Após o fim dessa primeira experiência ele disse estar se sentindo como o homem de seis milhões de dólares. Seu físico melhorou visivelmente, sua pele ficou mais saudável, seus dentes mais brancos, seus cabelos mais grossos e sua caspa foi embora; sua memória melhorou muito, sua capacidade de ler aumentou e ele passou a ler artigos científicos com mais efetividade; a música se tornou mais agradável e a beleza e a arte em sua volta lhe encantavam como nunca; passou a dormir melhor e a acordar mais disposto e mais alerta; sua energia estava sobrando e a academia parecia muito mais atraente. Enfim super poderes. Ao realizar os exames sanguíneos os resultados não detectaram nenhum problema. E tudo isso em apenas um mês. Um mísero mês.
“Oh, Rob, me passe a fórmula, por favor”, você deve estar pensando. Você e mais 665 pessoas. Foi esse o número de comentários ao final do texto em que ele escreveu como foi o primeiro mês da experiência. O engenheiro não precisa mais de geladeira, frigideira, fogão e nem cozinha – tudo o que necessita é de uma fonte de água. Seus objetivos de poupar tempo e dinheiro (além de se alimentar de forma saudável, ele deixa claro) foram alcançados. Se antes gastava 2 horas por dia para se alimentar, hoje gasta 5 minutos; se antes gastava cerca de US$450 por mês para comer, agora gasta US$155. De brinde, Rob não faz cocô e gasta muito menos lixo do que antes.
A ideia saiu do papel no começo do ano, em janeiro, e o moço relatou como foram os primeiros três meses se alimentando basicamente da bebida em seu site. Assim como no terceiro dia de experiência, ele teve que fazer alguns ajustes durante o processo para integrar à mistura alguma substância que estava faltando. Mas Rob diz enfaticamente que está muito satisfeito com o Soylent. Apesar de ter realmente adotado sua invenção como alimento diário, ele, vez ou outra, come como gente. Ou melhor, como a gente. Isso é importante para não perder a vida social, por exemplo. Uma ou duas vezes por semana vai com amigos a restaurantes. Inclusive, agora pode até se dar ao luxo de comer em lugares um pouco mais caros, já que poupa bastante em casa.
O rapaz acredita tanto em sua invenção que sua ideia é difundir o produto. Ele acredita que o Soylent pode resolver muitos problemas do mundo, a começar pela fome e desnutrição, mas passando também pela ideologia ecológica, já que grande parte do lixo é produzido pelos pacotes e embalagens de comidas.

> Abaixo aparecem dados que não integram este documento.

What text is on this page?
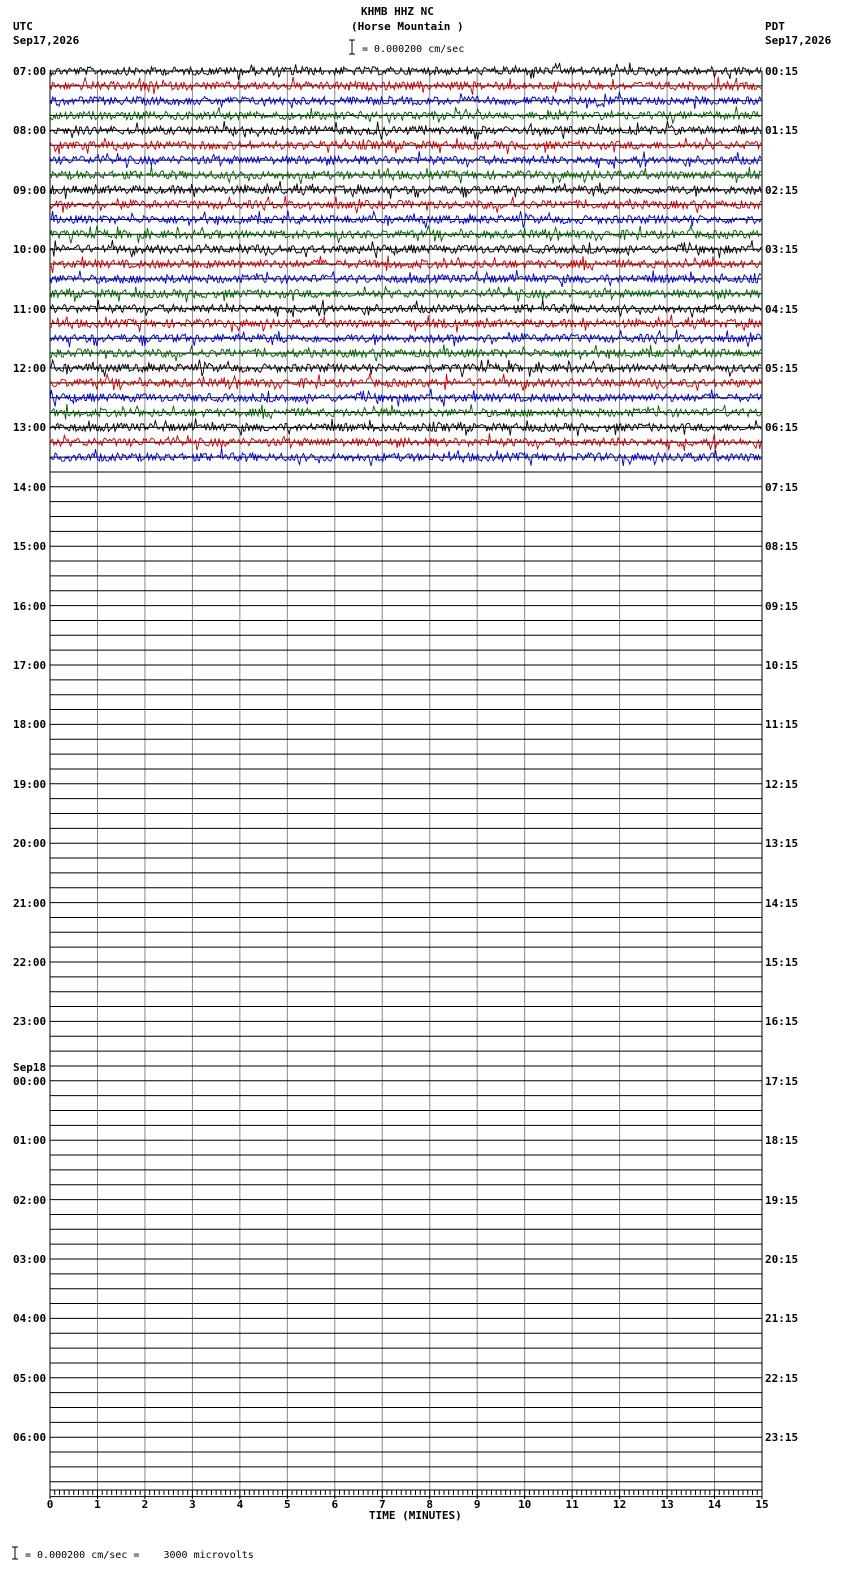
KHMB HHZ NC
(Horse Mountain )
= 0.000200 cm/sec
UTC
Sep17,2026
PDT
Sep17,2026
07:00
08:00
09:00
10:00
11:00
12:00
13:00
14:00
15:00
16:00
17:00
18:00
19:00
20:00
21:00
22:00
23:00
00:00
Sep18
01:00
02:00
03:00
04:00
05:00
06:00
00:15
01:15
02:15
03:15
04:15
05:15
06:15
07:15
08:15
09:15
10:15
11:15
12:15
13:15
14:15
15:15
16:15
17:15
18:15
19:15
20:15
21:15
22:15
23:15
0	1	2	3	4	5	6	7	8	9	10	11	12	13	14	15
TIME (MINUTES)
= 0.000200 cm/sec =    3000 microvolts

Ah, e a ausência de dejetos, é claro.
O projeto iria para algum site de crowdfunding, a princípio o Kickstarter, mas ele mesmo criou uma página na web para recolher fundos. Ou melhor: ele e mais quatro pessoas. Os caras arrecadaram dos bolsos de 6,471 pessoas em um mês o valor de US$ 797,223 (a meta era US$ 100,000). O projeto cresceu tanto que eles já estão vendendo o produto. São 11 opções de pedidos diferentes (com um pacote incluindo até camiseta) que vão de US$ 65 (uma semana de Soylent) a US$ 770 (três meses). Puxa, Rob, está meio caro, não?

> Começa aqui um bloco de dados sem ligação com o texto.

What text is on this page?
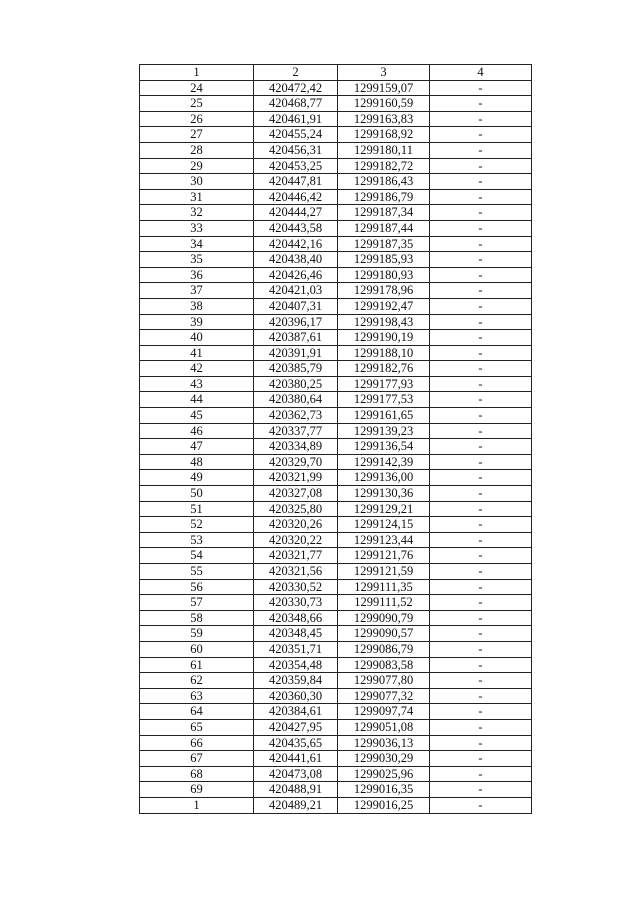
1	2	3	4
24	420472,42	1299159,07	-
25	420468,77	1299160,59	-
26	420461,91	1299163,83	-
27	420455,24	1299168,92	-
28	420456,31	1299180,11	-
29	420453,25	1299182,72	-
30	420447,81	1299186,43	-
31	420446,42	1299186,79	-
32	420444,27	1299187,34	-
33	420443,58	1299187,44	-
34	420442,16	1299187,35	-
35	420438,40	1299185,93	-
36	420426,46	1299180,93	-
37	420421,03	1299178,96	-
38	420407,31	1299192,47	-
39	420396,17	1299198,43	-
40	420387,61	1299190,19	-
41	420391,91	1299188,10	-
42	420385,79	1299182,76	-
43	420380,25	1299177,93	-
44	420380,64	1299177,53	-
45	420362,73	1299161,65	-
46	420337,77	1299139,23	-
47	420334,89	1299136,54	-
48	420329,70	1299142,39	-
49	420321,99	1299136,00	-
50	420327,08	1299130,36	-
51	420325,80	1299129,21	-
52	420320,26	1299124,15	-
53	420320,22	1299123,44	-
54	420321,77	1299121,76	-
55	420321,56	1299121,59	-
56	420330,52	1299111,35	-
57	420330,73	1299111,52	-
58	420348,66	1299090,79	-
59	420348,45	1299090,57	-
60	420351,71	1299086,79	-
61	420354,48	1299083,58	-
62	420359,84	1299077,80	-
63	420360,30	1299077,32	-
64	420384,61	1299097,74	-
65	420427,95	1299051,08	-
66	420435,65	1299036,13	-
67	420441,61	1299030,29	-
68	420473,08	1299025,96	-
69	420488,91	1299016,35	-
1	420489,21	1299016,25	-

Só tem um problema nessa história: se o Soylent for mesmo tudo o que Rob Rhinehart diz que é e se as pessoas aderirem ao projeto, as gigantes da indústria alimentícia se sentirão ameaçadas com o produto. Dá para imaginar a encrenca? Não, ok — ainda estou viajando um pouco. Mas, sinceramente, eu me animo com o projeto de vida que o Soylent idealiza. Como o próprio Rob diz, as refeições passariam a ser programas sociais, assim como a cervejinha do Happy Hour. Não precisaríamos nos privar daquilo que muitas vezes é um prazer – tampouco sermos escravos daquilo que quase sempre é somente um dever. Perfeito.